Frank Kozik, 34, is another contemporary poster artist who grew up in the shadow of such cultural catalysts as the bicentennial mania of the '70s. Like Hess, his work borrows from animation and is satirical in tone. "Hey, look, everybody's a smart-ass these days," says Kevin Plamondon, one of Kozik's business partners. Kozik approaches his work with a pragmatism that is refreshing, sobering and totally lacking in any attempt to collectively alter anyone's destiny. "They're just fucking posters for rock shows," says Kozik. "This isn't a grand social statement. It's entertainment. There's no cosmic meaning to it. We know there's no 'movement.' People are trying to have a bit of an escape."

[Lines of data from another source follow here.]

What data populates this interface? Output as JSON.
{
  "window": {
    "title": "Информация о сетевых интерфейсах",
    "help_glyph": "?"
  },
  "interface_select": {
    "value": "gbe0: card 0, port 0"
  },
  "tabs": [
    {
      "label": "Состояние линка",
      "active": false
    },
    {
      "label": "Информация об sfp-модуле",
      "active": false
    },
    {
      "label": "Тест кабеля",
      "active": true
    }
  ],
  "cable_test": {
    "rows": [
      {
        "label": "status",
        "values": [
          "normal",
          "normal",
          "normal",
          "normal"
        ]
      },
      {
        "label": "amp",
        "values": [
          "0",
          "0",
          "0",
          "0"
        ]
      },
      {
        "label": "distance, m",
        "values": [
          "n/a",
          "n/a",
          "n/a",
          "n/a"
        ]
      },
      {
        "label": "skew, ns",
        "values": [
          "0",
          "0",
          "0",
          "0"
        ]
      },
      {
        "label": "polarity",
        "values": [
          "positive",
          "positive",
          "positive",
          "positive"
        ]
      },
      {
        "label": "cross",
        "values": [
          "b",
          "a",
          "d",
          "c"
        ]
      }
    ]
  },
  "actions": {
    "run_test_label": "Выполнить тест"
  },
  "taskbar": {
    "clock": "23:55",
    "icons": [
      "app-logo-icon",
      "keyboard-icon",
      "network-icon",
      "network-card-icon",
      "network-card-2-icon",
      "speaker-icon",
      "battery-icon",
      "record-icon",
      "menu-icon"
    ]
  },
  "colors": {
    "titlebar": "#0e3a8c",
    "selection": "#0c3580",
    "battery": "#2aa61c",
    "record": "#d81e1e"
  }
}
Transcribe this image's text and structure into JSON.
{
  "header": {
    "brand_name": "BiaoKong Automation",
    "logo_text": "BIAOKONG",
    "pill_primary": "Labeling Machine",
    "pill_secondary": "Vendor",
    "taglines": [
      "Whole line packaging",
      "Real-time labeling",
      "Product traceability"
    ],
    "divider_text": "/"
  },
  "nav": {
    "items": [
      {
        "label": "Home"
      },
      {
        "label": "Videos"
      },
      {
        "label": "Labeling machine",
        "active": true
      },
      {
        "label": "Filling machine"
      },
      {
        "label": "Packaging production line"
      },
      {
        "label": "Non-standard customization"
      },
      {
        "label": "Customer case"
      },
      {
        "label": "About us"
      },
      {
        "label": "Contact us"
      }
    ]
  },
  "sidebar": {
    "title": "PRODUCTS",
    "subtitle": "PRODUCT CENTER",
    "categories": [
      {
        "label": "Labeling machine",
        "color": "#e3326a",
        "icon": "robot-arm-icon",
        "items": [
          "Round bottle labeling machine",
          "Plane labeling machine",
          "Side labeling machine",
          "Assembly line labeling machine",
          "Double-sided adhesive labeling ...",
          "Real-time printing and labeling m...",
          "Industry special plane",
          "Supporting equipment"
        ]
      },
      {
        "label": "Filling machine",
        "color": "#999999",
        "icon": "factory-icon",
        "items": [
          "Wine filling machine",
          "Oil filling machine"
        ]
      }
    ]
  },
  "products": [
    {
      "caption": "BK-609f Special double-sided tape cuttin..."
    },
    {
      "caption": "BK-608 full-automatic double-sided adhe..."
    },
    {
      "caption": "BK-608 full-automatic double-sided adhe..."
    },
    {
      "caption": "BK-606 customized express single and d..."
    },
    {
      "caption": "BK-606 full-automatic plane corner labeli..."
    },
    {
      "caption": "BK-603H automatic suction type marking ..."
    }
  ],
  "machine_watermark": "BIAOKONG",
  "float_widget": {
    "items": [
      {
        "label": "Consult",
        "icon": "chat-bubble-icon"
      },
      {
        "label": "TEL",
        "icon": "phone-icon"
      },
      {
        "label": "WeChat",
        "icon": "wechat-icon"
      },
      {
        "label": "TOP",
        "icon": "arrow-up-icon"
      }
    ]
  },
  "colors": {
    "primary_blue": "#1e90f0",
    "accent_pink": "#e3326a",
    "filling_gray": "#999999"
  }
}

Maybe that's what posters and rock now mean. Perhaps in 1965, when it was easier to think the world could be changed for the better, collective confrontation with history was more palatable than personal retreat. Today's economy is eternally skittish. AIDS, harsher drugs and increased crime have drastically reduced experimentation. It's simply much more dangerous to be young. No one can foresee whether these times will yield a poster market with as much economic or historic resonance as the psychedelic era had for its contemporaries. Certainly Kozik and Hess, both of whom are given more to ironic distance than to the psychedelic era's headfirst immersion, would downplay any such ambition. But maybe these two artists are only protecting themselves from the very emotional tug of the music they're promoting. No matter how heatedly an artist may disclaim any apparent message, somewhere in the posters and the music bubbles the promise and unpredictability that made rock and roll so optimistic in the first place. "Spending $400 for the poster is just the beginning," says Manzarek. "Maybe then you'll really go psychedelic."

 

"Now it's dark and I'm alone, but I won't be afraid."
--"In My Room," Beach Boys

Or, maybe, as Grushkin recognized, you'll buy the poster and encounter living proof of the genre's potential for personal and social transformation. In the course of his research, Grushkin hooked up with Judy Bickford, the former owner of what was generally acknowledged as the world's largest collection of Elvis memorabilia. He envisioned encountering "some sort of hip, rocking chick, you know, like Patti Smith." When he arrived, he saw a woman who looked like his mother. But then, when she told him how Elvis had changed her life and that the spirit of rock meant everything to her, Grushkin realized that rock and roll's inherently infectious energy was the core of her passion. Regardless of the artists' advanced techniques, their use of color or any other aesthetic significance, the posters are meant to come alive. They click in perfectly with what Grushkin calls "the dance theater of madness. In seeing that poster as part of your life, you remember your rock and roll roots--your willingness to let go and go with the flow. And maybe, just maybe, you take a less hard and fast view of the world."

Oakland, California-based Joel Drucker writes frequently about popular culture and sports.